The data starts here 2

Feb. 24, 2016
Posted by: RDA Team

Note: This page was originally sourced from our Blogger page: http://ncarrda.blogspot.com/2016/01/the-data-starts-here-2.html

Professor Catherine D'Ignazio asked What would feminist data visualization look like? I've never thought about data visualization and feminism together before, but her essay over at the MIT Center for Civic Media is well worth a read.  So are all the essays from the recent Responsible Data Forum's event about Data Visualization.

Her concept of feminist data visualization is just plain sound data visualization (dataviz).
  1. Invent new ways to represent uncertainty, outsides, missing data, and flawed methods
  2. Invent new ways to reference the material economy behind the data.
  3. Make dissent possible
How this applies at the RDA


  1. RDA data set home pages give as much information as possible about the provenance of the data including time and spatial coverage (or lack of it).
  2. We provide links to details about the data.  When possible, we reference the relationships between data.  E.g. the "Related Resources" section of analyses and reanalyses home pages contain links to information about how the data was produced.  Likewise, the "Related RDA Datasets" section link to data incorporated into them.

    Whenever I encounter physical artifacts that produce data of the type we serve at the RDA, I always take a picture.  (See The data starts here.)

    In this video, I launch a weather balloon in California's Central Valley (south of Fresno), timed to match a satellite overpass, while my husband, a spectroscopist, flew in a Twin Otter airplane with his spectrometer (for detecting concentrations of trace gases) along the satellite path.



    Vertical profiles of temperature (T) and humidity (Q) are needed (along with detailed trace gas spectral emissions data) as inputs to radiative transfer models in order to generate the trace gas "retrievals" for the spectrometers on both the plane and the satellite.
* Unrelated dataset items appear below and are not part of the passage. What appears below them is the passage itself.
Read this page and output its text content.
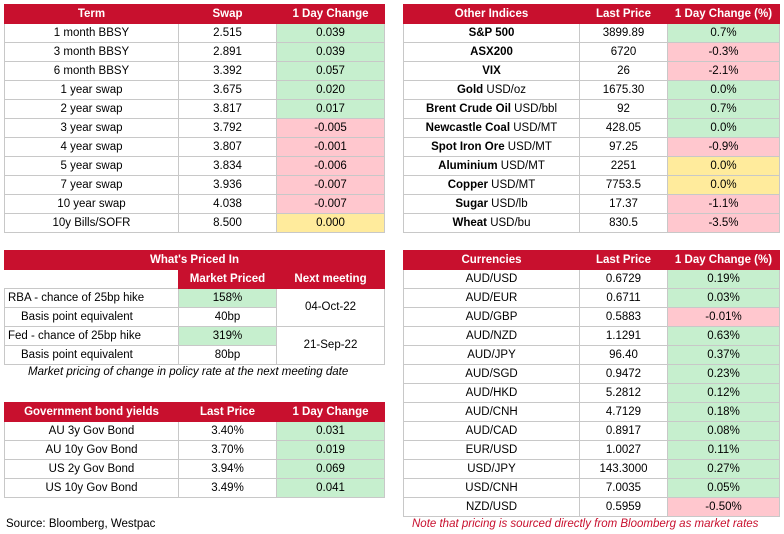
Term	Swap	1 Day Change
1 month BBSY	2.515	0.039
3 month BBSY	2.891	0.039
6 month BBSY	3.392	0.057
1 year swap	3.675	0.020
2 year swap	3.817	0.017
3 year swap	3.792	-0.005
4 year swap	3.807	-0.001
5 year swap	3.834	-0.006
7 year swap	3.936	-0.007
10 year swap	4.038	-0.007
10y Bills/SOFR	8.500	0.000
Other Indices	Last Price	1 Day Change (%)
S&P 500	3899.89	0.7%
ASX200	6720	-0.3%
VIX	26	-2.1%
Gold USD/oz	1675.30	0.0%
Brent Crude Oil USD/bbl	92	0.7%
Newcastle Coal USD/MT	428.05	0.0%
Spot Iron Ore USD/MT	97.25	-0.9%
Aluminium USD/MT	2251	0.0%
Copper USD/MT	7753.5	0.0%
Sugar USD/lb	17.37	-1.1%
Wheat USD/bu	830.5	-3.5%
What's Priced In		
	Market Priced	Next meeting
RBA - chance of 25bp hike	158%	04-Oct-22
Basis point equivalent	40bp	
Fed - chance of 25bp hike	319%	21-Sep-22
Basis point equivalent	80bp	
Market pricing of change in policy rate at the next meeting date
Government bond yields	Last Price	1 Day Change
AU 3y Gov Bond	3.40%	0.031
AU 10y Gov Bond	3.70%	0.019
US 2y Gov Bond	3.94%	0.069
US 10y Gov Bond	3.49%	0.041
Currencies	Last Price	1 Day Change (%)
AUD/USD	0.6729	0.19%
AUD/EUR	0.6711	0.03%
AUD/GBP	0.5883	-0.01%
AUD/NZD	1.1291	0.63%
AUD/JPY	96.40	0.37%
AUD/SGD	0.9472	0.23%
AUD/HKD	5.2812	0.12%
AUD/CNH	4.7129	0.18%
AUD/CAD	0.8917	0.08%
EUR/USD	1.0027	0.11%
USD/JPY	143.3000	0.27%
USD/CNH	7.0035	0.05%
NZD/USD	0.5959	-0.50%
Source: Bloomberg, Westpac	Note that pricing is sourced directly from Bloomberg as market rates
This is called a data dependency.

    Ordinarily, satellites get the first guess T and Q from an analysis. For satellite calibration, we launched a weather balloon to provide a "ground truth".  We can then perform the retrieval with the balloon data and the analysis data, to get a better estimate of the error contributed by using an analysis.

    Collecting field data is difficult and expensive. We were a popular pair of field scientists because we provide two for the price of one hotel room. ;-)

    I launched an earlier balloon that morning, timed to coincide with an IASI satellite overpass. IASI data is one of the new sources added in the recent update to ds735.0.

    Most weather balloons are launched at synoptic times of 00 and 12 UTC. If you calibrate only to synoptic balloons, you could introduce a bias by tuning your retrieval to the specifics of the region your satellite covers at 00 and 12 UTC. Asynoptic ground truth is data gold.

  3. In her essay, D'Ignazio explained that she means we should develop ways to lower the technological barrier for people who want to see the data worked up in another way.  Dataviz requires making decisions about what to show and what to hide. As scientists, we must be vigilant to root out the hidden bias lurking in the data--or ourselves.

    One good way is to have many people, from diverse backgrounds, examine the data.  The RDA provides data tutorials because we want to open up data to new audiences with fresh perspectives.

    D'Ignazio says that we also need to figure out how to help others who aren't proficient in dataviz programming to suggest other ways of looking at the data to dataviz specialists.